Congregation of the Lovers of the Holy Cross
- Abbreviation: LHC
- Formation: 1670; 356 years ago
- Founders: Pierre Lambert de la Motte
- Founded at: Kiên Lao, Vietnam
- Members: 4,822 (2002)
- Parent organization: Catholic Church

= Lovers of the Holy Cross =

Federation of Vietnamese Roman Catholic orders

The Lovers of the Holy Cross (Amantes de la Croix, Vietnamese: Dòng Mến Thánh Giá) is a federation of a number of congregations of diocesan right of religious sisters, founded in 1670 by the first Vicar Apostolic in Tonkin and Cochinchina, Pierre Lambert de la Motte, M.E.P. According to 2002 statistics, it has about 4,822 members.

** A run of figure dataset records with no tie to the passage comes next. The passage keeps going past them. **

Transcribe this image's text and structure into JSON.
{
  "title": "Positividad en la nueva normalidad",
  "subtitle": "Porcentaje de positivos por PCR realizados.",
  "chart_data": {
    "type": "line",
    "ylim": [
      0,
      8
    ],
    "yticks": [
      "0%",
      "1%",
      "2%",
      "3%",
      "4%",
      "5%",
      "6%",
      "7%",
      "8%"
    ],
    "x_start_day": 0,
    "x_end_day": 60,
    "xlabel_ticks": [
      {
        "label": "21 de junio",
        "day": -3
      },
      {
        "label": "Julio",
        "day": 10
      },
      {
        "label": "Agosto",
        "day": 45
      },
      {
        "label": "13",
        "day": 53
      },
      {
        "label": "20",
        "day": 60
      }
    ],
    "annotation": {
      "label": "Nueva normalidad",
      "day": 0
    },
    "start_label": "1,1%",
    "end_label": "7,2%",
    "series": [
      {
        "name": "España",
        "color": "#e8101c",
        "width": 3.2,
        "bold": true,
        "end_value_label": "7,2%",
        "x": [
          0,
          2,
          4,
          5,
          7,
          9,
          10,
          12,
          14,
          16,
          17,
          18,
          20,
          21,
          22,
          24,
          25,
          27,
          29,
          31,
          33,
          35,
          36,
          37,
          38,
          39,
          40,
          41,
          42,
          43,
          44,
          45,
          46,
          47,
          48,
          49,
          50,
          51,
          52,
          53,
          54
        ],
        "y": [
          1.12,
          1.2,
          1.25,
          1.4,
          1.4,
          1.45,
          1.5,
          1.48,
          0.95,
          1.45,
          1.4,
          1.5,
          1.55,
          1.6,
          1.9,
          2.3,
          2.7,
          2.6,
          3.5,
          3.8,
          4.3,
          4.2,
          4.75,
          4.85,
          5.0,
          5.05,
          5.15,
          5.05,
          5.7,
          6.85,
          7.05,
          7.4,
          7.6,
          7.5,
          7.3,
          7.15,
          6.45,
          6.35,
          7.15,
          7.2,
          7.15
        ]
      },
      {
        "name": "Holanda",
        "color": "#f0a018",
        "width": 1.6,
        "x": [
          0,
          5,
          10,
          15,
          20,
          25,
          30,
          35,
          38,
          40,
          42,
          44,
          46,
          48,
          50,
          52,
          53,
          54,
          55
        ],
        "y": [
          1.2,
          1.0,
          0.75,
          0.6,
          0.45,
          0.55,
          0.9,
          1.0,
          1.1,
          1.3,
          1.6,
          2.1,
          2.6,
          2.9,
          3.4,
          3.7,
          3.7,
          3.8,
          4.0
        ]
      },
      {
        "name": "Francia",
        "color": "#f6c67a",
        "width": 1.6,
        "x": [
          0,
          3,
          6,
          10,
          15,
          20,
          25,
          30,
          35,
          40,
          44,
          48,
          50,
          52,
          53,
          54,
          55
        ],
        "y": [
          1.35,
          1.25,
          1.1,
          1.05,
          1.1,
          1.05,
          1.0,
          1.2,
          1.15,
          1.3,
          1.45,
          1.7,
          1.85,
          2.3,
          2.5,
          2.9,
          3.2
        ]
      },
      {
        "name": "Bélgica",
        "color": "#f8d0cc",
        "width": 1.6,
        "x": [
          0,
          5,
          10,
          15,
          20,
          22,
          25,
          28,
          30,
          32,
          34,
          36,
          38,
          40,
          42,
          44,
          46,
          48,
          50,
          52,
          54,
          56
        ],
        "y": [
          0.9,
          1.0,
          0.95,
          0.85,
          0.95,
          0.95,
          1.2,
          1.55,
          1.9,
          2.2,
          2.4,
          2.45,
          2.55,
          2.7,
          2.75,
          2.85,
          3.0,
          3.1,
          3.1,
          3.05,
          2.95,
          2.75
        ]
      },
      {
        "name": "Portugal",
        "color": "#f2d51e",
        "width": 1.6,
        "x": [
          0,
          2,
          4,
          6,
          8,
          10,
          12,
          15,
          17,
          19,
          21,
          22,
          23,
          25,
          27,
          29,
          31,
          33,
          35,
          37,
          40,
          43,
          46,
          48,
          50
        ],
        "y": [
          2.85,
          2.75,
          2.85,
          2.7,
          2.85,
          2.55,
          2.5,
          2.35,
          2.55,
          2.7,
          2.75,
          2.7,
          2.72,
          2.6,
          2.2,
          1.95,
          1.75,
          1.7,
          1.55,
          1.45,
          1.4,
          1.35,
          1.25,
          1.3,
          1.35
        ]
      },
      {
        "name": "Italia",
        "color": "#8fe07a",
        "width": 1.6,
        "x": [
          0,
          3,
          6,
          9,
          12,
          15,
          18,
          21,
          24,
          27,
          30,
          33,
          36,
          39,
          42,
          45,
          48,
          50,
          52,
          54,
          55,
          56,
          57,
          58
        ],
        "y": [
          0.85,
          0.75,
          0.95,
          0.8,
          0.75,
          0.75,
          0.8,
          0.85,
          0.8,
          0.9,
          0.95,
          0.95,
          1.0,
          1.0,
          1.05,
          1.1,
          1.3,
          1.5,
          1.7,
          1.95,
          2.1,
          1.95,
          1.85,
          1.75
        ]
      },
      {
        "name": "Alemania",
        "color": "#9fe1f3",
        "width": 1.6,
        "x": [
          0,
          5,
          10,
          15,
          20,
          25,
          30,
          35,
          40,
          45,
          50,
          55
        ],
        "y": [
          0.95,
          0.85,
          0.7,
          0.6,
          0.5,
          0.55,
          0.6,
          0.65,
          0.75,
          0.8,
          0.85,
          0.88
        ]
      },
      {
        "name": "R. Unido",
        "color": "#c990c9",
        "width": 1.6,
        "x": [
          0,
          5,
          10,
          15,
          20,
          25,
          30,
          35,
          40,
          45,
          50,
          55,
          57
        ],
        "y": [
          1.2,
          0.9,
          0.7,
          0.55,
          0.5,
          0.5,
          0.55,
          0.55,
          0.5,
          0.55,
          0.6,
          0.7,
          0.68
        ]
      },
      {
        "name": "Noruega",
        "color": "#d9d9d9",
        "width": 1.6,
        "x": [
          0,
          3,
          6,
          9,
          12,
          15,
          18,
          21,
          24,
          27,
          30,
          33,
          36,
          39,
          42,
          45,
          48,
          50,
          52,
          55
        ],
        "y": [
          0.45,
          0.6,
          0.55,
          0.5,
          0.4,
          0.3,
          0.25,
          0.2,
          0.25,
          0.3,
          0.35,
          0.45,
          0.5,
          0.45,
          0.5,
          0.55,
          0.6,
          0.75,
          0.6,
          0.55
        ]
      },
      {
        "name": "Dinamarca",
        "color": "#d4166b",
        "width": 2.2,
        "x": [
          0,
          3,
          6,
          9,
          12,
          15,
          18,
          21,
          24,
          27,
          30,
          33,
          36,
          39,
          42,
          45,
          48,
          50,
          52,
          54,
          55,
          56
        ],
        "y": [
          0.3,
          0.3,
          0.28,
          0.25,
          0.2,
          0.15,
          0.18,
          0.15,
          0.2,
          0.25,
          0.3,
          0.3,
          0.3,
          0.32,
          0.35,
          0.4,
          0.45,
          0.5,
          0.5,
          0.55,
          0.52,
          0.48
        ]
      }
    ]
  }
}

It is the first female religious congregation to be distinguished by its East Asian characteristics, both contemplative and active, and founded in Vietnam. During its 335 years of existence, the Lovers of the Holy Cross community, have gone through various trials and tribulations: persecutions, disasters, wars, and changes of political regimes.

As of 2005, there were 24 autonomous congregations of the Lovers of the Holy Cross Sisters. In addition to their native Vietnam, there is one congregation in the United States, three in Thailand and two in Laos.